PAZIENTE MORTO, TRE MEDICI INDAGATI

05/08/2007 di
 Il
suo calvario è durato circa due mesi. E’ morto dopo una terribile
agonia all’ospedale “Santa Maria Goretti” e adesso per i consulenti i
medici che lo curarono ebbero «un comportamento censurabile sotto il
profilo dell’imperizia per non aver pensato, alla luce del quadro
clinico presentato dal paziente, alla complicanza performativa
duodenale che ha condotto a morte il paziente e per non aver fatto
ricerche adatte a diagnosticarla».


La vicenda è quella di Adriano
Spagni, l’uomo di 67 anni morto il 13 febbraio. Era entrato in ospedale
la prima volta il 22 dicembre, era stato “sballottato” tra Latina e
Priverno prima di tornare al “Goretti” quando ormai non c’era più nulla
da fare. La vicenda, a seguito di un esposto in Procura dei familiari,
assistiti dall’avvocato Renato Archidiacono, è al centro di un’indagine
per omicidio colposo che coinvolge i tre medici che nel corso del tempo
hanno avuto in cura Spagni. Il decesso è stato causato, di fatto, dalla
perforazione dello stomaco a seguito di un’endoscopia.
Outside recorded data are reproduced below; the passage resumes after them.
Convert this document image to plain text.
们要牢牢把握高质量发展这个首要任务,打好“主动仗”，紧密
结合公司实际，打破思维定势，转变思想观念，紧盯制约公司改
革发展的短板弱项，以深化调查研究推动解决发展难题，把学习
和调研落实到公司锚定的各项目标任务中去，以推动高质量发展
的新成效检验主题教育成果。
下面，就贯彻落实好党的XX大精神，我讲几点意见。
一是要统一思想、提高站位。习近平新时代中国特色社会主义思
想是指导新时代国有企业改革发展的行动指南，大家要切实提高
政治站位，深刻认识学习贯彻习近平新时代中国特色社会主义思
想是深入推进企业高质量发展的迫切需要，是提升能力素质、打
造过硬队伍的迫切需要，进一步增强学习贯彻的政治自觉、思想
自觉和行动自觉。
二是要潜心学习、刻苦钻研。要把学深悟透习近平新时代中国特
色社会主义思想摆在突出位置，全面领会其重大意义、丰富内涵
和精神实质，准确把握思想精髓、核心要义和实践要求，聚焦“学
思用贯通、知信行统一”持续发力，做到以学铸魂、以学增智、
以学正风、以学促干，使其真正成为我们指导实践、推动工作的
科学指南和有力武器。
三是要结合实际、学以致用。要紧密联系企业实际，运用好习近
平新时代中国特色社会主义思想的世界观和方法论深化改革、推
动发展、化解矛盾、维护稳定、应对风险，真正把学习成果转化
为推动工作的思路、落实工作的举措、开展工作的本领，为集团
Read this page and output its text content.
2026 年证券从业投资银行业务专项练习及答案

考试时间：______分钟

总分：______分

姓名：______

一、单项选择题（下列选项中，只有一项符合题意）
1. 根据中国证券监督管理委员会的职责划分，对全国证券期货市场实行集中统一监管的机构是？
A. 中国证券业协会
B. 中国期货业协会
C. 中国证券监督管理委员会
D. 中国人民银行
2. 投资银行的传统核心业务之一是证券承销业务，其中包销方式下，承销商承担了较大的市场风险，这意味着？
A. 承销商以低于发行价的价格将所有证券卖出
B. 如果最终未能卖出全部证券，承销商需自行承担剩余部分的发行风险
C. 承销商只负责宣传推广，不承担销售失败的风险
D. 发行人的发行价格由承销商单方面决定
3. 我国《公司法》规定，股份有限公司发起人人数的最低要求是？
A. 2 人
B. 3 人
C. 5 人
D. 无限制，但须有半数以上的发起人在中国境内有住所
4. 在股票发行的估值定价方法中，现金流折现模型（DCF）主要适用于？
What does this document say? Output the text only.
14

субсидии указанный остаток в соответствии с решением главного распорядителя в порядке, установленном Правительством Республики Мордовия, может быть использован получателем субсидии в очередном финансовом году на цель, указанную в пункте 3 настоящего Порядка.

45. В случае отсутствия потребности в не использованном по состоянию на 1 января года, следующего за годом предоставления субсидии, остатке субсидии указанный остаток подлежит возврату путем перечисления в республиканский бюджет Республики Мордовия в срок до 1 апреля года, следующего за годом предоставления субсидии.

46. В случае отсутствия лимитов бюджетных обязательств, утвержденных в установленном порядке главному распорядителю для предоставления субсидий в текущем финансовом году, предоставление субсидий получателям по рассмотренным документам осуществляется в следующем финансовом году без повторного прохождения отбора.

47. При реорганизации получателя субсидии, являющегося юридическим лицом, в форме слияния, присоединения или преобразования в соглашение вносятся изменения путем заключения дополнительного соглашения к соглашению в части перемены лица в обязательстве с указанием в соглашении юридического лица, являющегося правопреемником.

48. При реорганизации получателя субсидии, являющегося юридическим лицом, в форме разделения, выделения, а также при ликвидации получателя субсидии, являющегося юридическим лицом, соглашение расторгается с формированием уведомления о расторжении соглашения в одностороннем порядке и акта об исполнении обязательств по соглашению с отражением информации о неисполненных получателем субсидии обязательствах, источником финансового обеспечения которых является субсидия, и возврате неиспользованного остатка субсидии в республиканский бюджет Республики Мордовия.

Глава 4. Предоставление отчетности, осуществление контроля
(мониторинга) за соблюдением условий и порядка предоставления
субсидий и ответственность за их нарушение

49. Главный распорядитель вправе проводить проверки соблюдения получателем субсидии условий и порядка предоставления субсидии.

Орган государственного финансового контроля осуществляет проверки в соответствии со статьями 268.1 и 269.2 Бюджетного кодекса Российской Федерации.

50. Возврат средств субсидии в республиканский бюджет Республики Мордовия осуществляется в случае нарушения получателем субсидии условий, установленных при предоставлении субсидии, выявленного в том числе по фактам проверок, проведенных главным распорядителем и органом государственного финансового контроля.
Sotto accusa ci
sono in particolare i medici dell’ospedale “Regina Elena” di Priverno,
il comportamento dei quali secondo i consulenti nominati dalla famiglia
«è censurabile, infatti il paziente già dall’11 gennaio iniziava a
manifestare febbre alta».
 
Di fronte alla terapia antibiotica che non
dava alcun giovamento «l’unico esame di diagnostica per immagini
eseguito era un rx torace». Se ne deduce, secondo la perizia depositata
in Procura, che «i sanitari nonostante il paziente è andato peggiorando
progressivamente dalla comparsa della febbre non hanno mai richiesto
esami strumentali che tendessero a chiarire meglio il perché del
peggioramento progressivo delle condizioni del paziente e stabilire una
diagnosi e una terapia adeguata come avrebbe potuto essere». Insomma,
nei chirurghi data la situazione doveva almeno «insorgere il sospetto
di una perforazione duodenale».
 
Quando ci si è resi conto della gravità
della cosa era ormai troppo tardi, per Spagni non c’era più nulla da
fare. Difficile dire se, dato il quadro clinico, poteva essere salvato.
Di certo ci sono stati comportamenti di fronte ai quali i familiari
chiedono di avere almeno delle spiegazioni.